Vice Governor of Sulu
- Incumbent
- Assumed office June 30, 2025
- Governor: Abdusakur Tan II
- Preceded by: Abdusakur Tan II
- In office June 30, 2013 – June 30, 2016
- Governor: Abdusakur Tan II
- Preceded by: Benjamin Loong
- Succeeded by: Nurunisah Abubakar-Tan

Member of the Philippine House of Representatives from the First District of Sulu
- In office June 30, 1987 – June 30, 1992
- Preceded by: Post created
- Succeeded by: Bensaudi Tulawie

Member of the Municipal Council of Jolo
- In office 1981–1987

Personal details
- Born: July 13, 1950 (age 76) Maimbung, Sulu, Philippines
- Party: Lakas–CMD (2008–2012; 2024–present)
- Other political affiliations: PDP (2018–2024) Liberal (until 1992; 2012–2018) KAMPI (2007–2008) PMP (2001–2007)
- Spouse: Nurunisah Abubakar
- Children: 5 (inc.
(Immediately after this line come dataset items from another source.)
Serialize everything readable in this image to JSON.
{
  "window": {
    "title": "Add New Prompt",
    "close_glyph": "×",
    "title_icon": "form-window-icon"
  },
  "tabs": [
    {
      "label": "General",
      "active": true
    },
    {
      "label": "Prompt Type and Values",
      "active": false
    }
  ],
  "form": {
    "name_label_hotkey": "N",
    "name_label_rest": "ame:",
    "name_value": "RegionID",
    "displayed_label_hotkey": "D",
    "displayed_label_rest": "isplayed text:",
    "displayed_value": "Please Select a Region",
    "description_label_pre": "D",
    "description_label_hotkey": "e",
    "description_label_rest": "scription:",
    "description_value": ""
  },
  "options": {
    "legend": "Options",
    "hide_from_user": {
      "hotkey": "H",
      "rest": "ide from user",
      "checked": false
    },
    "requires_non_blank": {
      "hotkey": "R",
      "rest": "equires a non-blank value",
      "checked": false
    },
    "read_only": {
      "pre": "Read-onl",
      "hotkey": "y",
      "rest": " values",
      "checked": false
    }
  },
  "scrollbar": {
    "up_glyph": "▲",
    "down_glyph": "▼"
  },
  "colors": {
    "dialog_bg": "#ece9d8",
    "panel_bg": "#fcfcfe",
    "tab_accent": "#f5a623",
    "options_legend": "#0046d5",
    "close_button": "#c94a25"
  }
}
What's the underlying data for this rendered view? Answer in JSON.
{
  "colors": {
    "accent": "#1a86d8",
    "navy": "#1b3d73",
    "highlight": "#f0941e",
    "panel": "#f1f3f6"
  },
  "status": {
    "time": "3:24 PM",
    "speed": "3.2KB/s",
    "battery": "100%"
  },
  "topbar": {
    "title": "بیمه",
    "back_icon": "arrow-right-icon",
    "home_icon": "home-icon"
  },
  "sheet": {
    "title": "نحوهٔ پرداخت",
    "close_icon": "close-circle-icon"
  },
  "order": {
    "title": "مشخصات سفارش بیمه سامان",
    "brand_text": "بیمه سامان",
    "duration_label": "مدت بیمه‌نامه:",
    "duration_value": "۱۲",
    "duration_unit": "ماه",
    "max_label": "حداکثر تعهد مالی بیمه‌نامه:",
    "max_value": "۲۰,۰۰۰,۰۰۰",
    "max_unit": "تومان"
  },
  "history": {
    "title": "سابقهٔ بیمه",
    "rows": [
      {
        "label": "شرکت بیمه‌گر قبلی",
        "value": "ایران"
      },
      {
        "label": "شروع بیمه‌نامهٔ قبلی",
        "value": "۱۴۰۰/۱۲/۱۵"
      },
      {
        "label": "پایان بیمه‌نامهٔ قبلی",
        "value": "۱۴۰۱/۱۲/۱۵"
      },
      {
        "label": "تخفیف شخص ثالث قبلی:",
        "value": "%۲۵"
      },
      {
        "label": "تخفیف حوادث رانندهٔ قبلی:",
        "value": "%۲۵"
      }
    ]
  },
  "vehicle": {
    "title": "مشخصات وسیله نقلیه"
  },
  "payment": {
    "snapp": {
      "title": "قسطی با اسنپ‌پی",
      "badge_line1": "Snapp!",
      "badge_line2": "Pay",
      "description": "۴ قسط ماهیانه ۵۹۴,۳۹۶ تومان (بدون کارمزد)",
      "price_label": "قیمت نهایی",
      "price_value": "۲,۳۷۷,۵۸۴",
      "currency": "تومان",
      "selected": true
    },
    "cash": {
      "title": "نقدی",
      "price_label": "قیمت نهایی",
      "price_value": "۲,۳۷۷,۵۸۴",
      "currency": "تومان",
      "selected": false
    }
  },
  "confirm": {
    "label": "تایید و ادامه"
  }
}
Samier, Shernee and Abdusakur II)

= Abdusakur Mahail Tan =

Filipino politician (born 1950)

Abdusakur "Sakur" Mahail Tan (born July 13, 1950) is a Filipino politician who served as the vice governor of Sulu since 2025, a position he previously held from 2013 to 2016. He served as governor of Sulu from 2019 to 2025, a position he previously held from 2007 to 2013 and from 1996 to 2001.

==Background==
Tan is of Chinese-Tausug descent and was born on July 13, 1950, in Maimbung, Sulu, the eldest child of Abubakar Tan (former mayor of Maimbung) and Satriya Mahail. He attended high school at the Notre Dame of Jolo for Boys and obtained a bachelor's degree in 1983 from the Notre Dame of Jolo College.

He is married to Nurunisah Abubakar-Tan, former Vice Governor of Sulu (daughter of former Jolo mayor Habib Aminkandra N. Abubakar) and has five children.

==Political career==
Tan established a political base in Jolo by aligning himself with the Abubakar and Isquerdo families. He served first as a municipal councilor of Jolo (1981–1987), then as the representative of Sulu's first congressional district (1987–1992) and as governor (1996–2001). He lost the 2001 election to MNLF leader Yusop Jikiri but won the governorship a second time in 2007 with 110,715 votes. In 2010 he won re-election, beating rivals Munir Arbison and Nur Misuari by over 24,000 votes.

===2010 Zamboanga City airport bombing===
Tan was among 12 persons injured when an improvised explosive device (IED) exploded at the arrival area of Zamboanga International Airport in August 2010. The attack was suspected to target Tan himself. The explosion occurred a few days after a suspected member of the regional terrorist group Jemaah Islamiyah (JI), Edgar Malaydan, was arrested in Monkayo, Compostela Valley.

===2026 Bangsamoro election===
On May 18, 2024, Tan announced that he would forego another term as governor in the 2025 local election and challenge Murad Ebrahim as Chief Minister of the Bangsamoro in the 2026 parliamentary elections during a rally in Maimbung. He received support from the BARMM Grand Coalition composed of the Serbisyong Inklusibo-Alyansang Progresibo Party, Al-Ittihad–UKB Party, Tan’s Salam Party, and the Bangsamoro People's Party.

Tan presumably became ineligible to run for chief minister after the Supreme Court ruled on September 9, 2024 that Sulu was not part of the BARMM due to a majority of its voters choosing not to join the region in a 2019 plebiscite. Tan and his son, Abdusakur Tan II, had previously opposed Sulu's inclusion into the BARMM, with the latter, in his capacity as governor of Sulu, filing the petition that led to the Supreme Court decision. Tan welcomed the Supreme Court ruling despite its implication on his Chief Minister bid, believing that the province's exclusion from the autonomous region would be beneficial economically in the long run.